Museum Collection:  Smith College Museum of Art
1971_2_6.jpg

Description:
Three men in formal wear;

Label Text:
A committed Socialist, Ben Shahn worked as a photographer for the Farm Security Administration during the 1930s as well as a mural painter and printmaker for the Works Progress Administration, the federally-supported arts project that provided work for artists during the Depression. Much of Shahn's best work has a strong graphic quality, a skill he honed by making posters during the Second World War as part of the Office of War Information. Even before his experience making posters, however, political content dominated his work from the early 1930s onward and continued until his death.
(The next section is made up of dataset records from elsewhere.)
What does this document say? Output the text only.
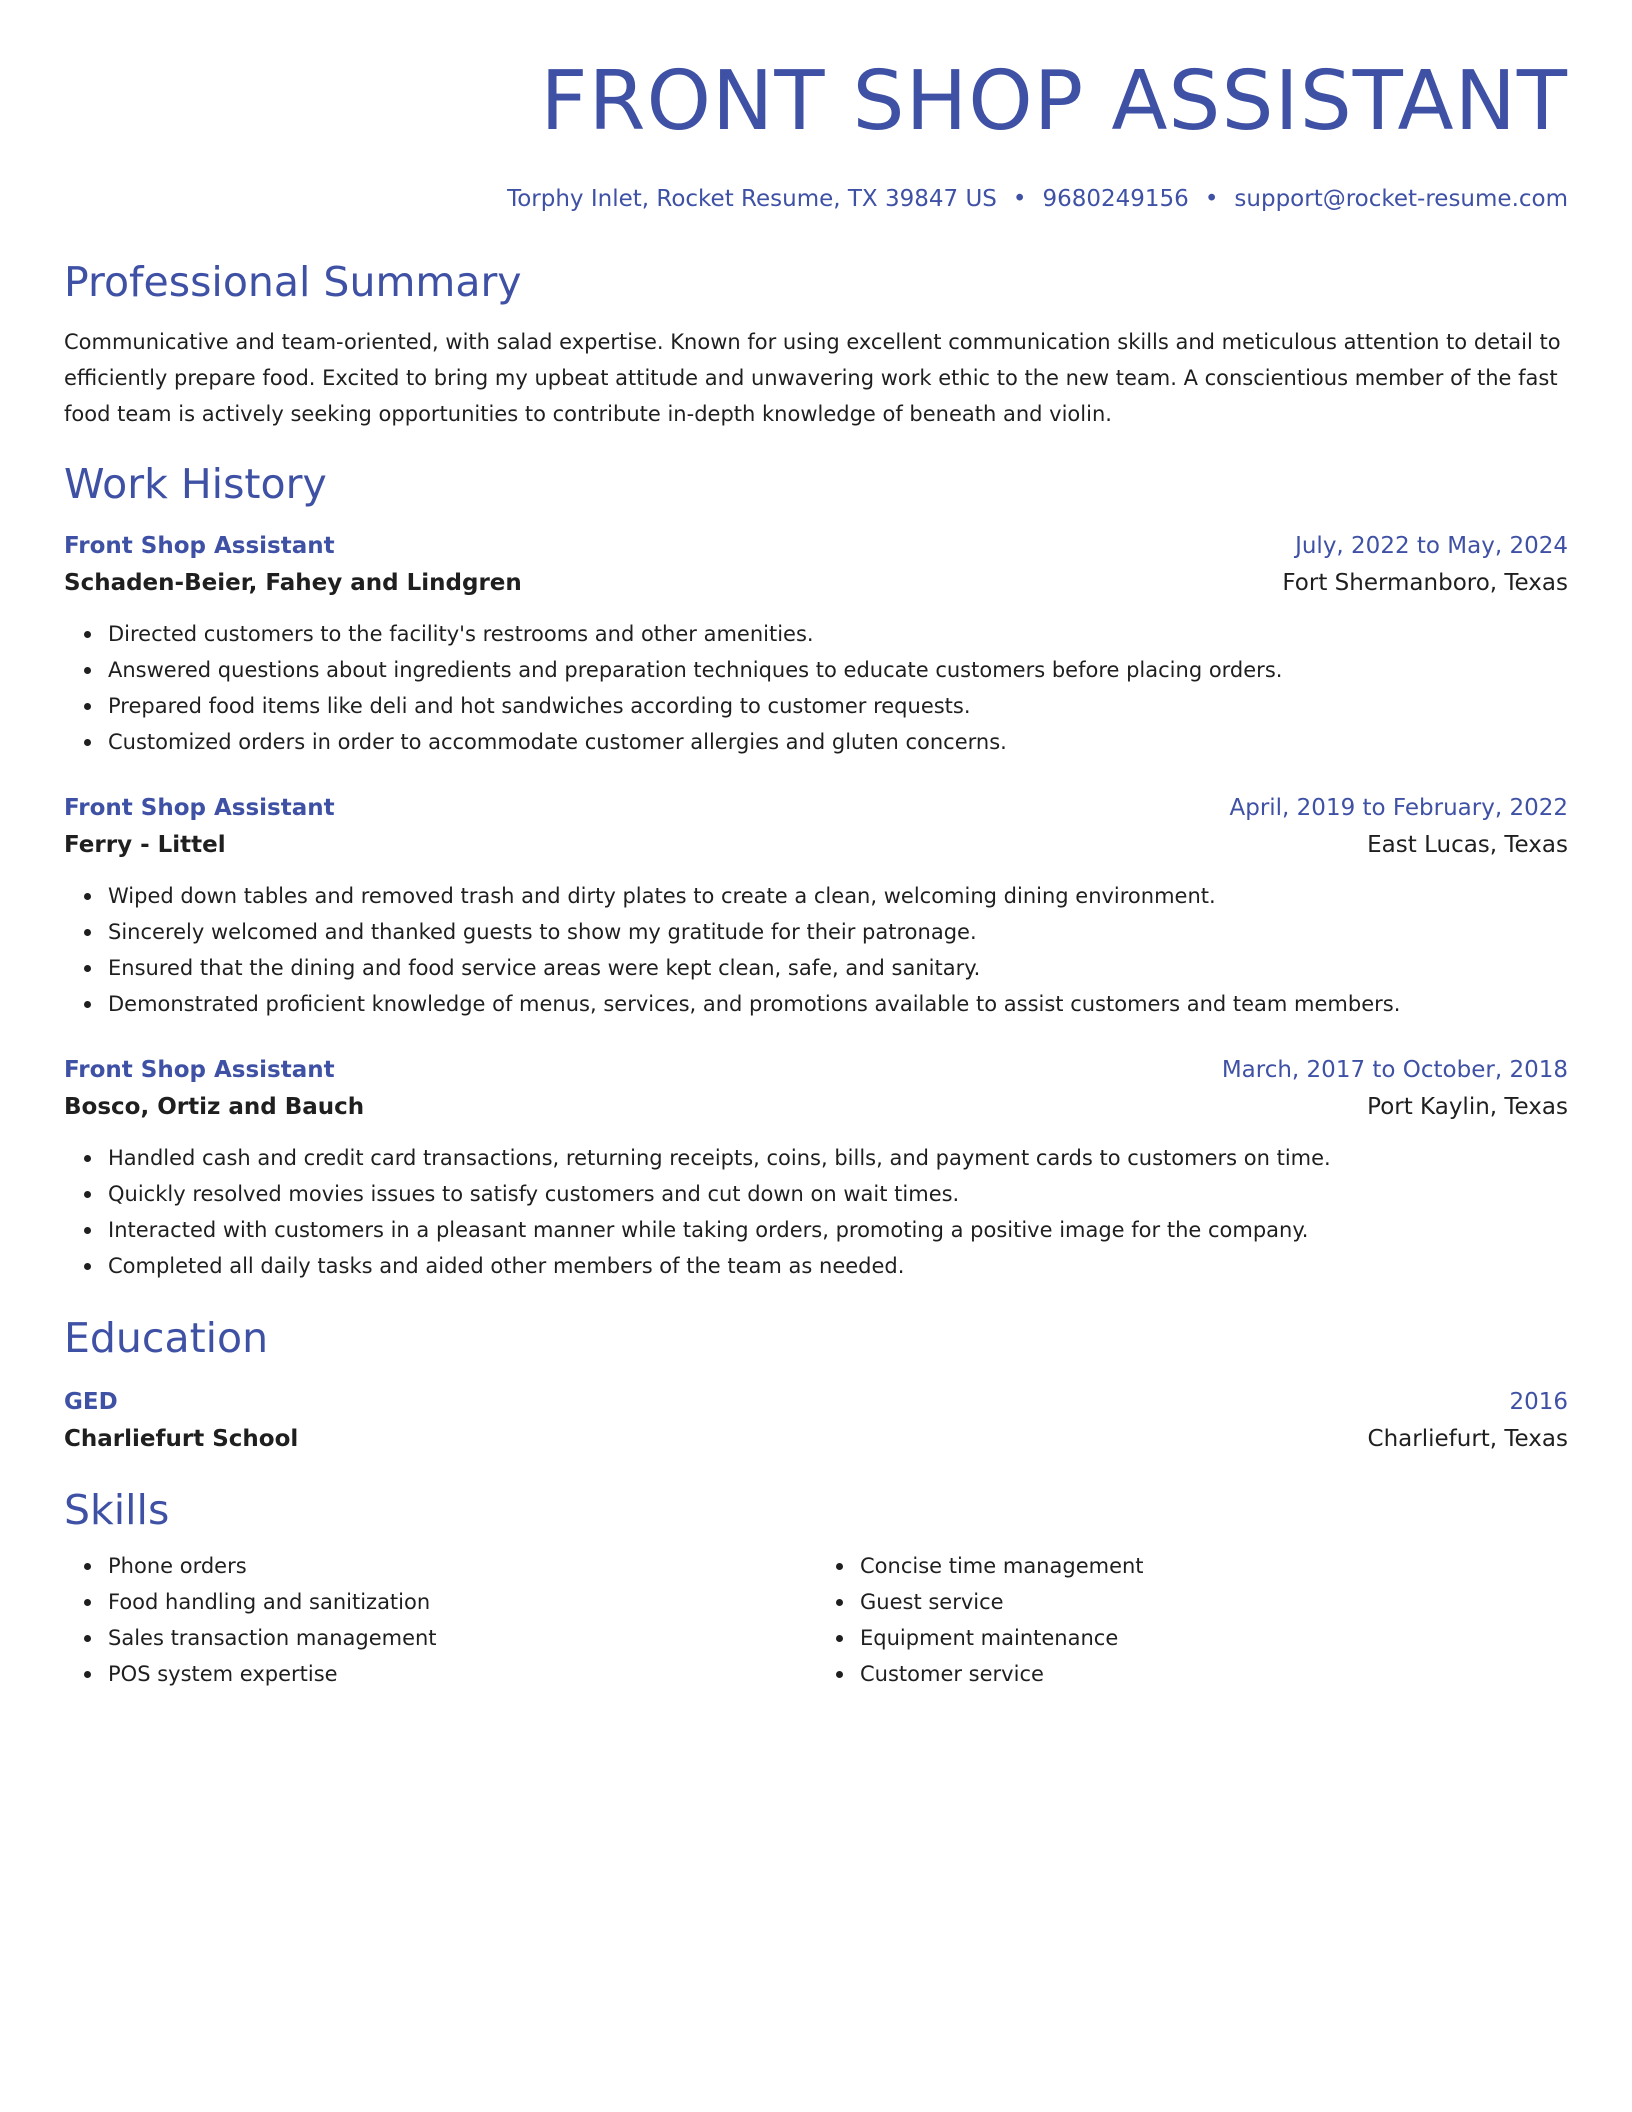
FRONT SHOP ASSISTANT
Torphy Inlet, Rocket Resume, TX 39847 US • 9680249156 • support@rocket-resume.com
Professional Summary
Communicative and team-oriented, with salad expertise. Known for using excellent communication skills and meticulous attention to detail to efficiently prepare food. Excited to bring my upbeat attitude and unwavering work ethic to the new team. A conscientious member of the fast food team is actively seeking opportunities to contribute in-depth knowledge of beneath and violin.
Work History
Front Shop Assistant	July, 2022 to May, 2024
Schaden-Beier, Fahey and Lindgren	Fort Shermanboro, Texas
Directed customers to the facility's restrooms and other amenities.
Answered questions about ingredients and preparation techniques to educate customers before placing orders.
Prepared food items like deli and hot sandwiches according to customer requests.
Customized orders in order to accommodate customer allergies and gluten concerns.
Front Shop Assistant	April, 2019 to February, 2022
Ferry - Littel	East Lucas, Texas
Wiped down tables and removed trash and dirty plates to create a clean, welcoming dining environment.
Sincerely welcomed and thanked guests to show my gratitude for their patronage.
Ensured that the dining and food service areas were kept clean, safe, and sanitary.
Demonstrated proficient knowledge of menus, services, and promotions available to assist customers and team members.
Front Shop Assistant	March, 2017 to October, 2018
Bosco, Ortiz and Bauch	Port Kaylin, Texas
Handled cash and credit card transactions, returning receipts, coins, bills, and payment cards to customers on time.
Quickly resolved movies issues to satisfy customers and cut down on wait times.
Interacted with customers in a pleasant manner while taking orders, promoting a positive image for the company.
Completed all daily tasks and aided other members of the team as needed.
Education
GED	2016
Charliefurt School	Charliefurt, Texas
Skills
Phone orders
Food handling and sanitization
Sales transaction management
POS system expertise
Concise time management
Guest service
Equipment maintenance
Customer service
This image depicts a gathering of three Republicans, Michigan's Senator Arthur Hendrick Vandenberg (left), New York Governor and future Presidential nominee (in both 1944 and 1948) Thomas E. Dewey (center), and Ohio Senator and son of the former President, Robert Alphonso Taft. Their frozen and slightly menacing toothy grins coupled with the sense of exclusiveness of this group present a decidedly unflattering image of professional politicians.

At the time this print was made, artists had only recently begun using silkscreen to create limited edition prints. In order to downplay the commercial origins of the silkscreen process, many artists termed their prints "serigraphs" rather than using the more common names "silkscreen" or "screenprint."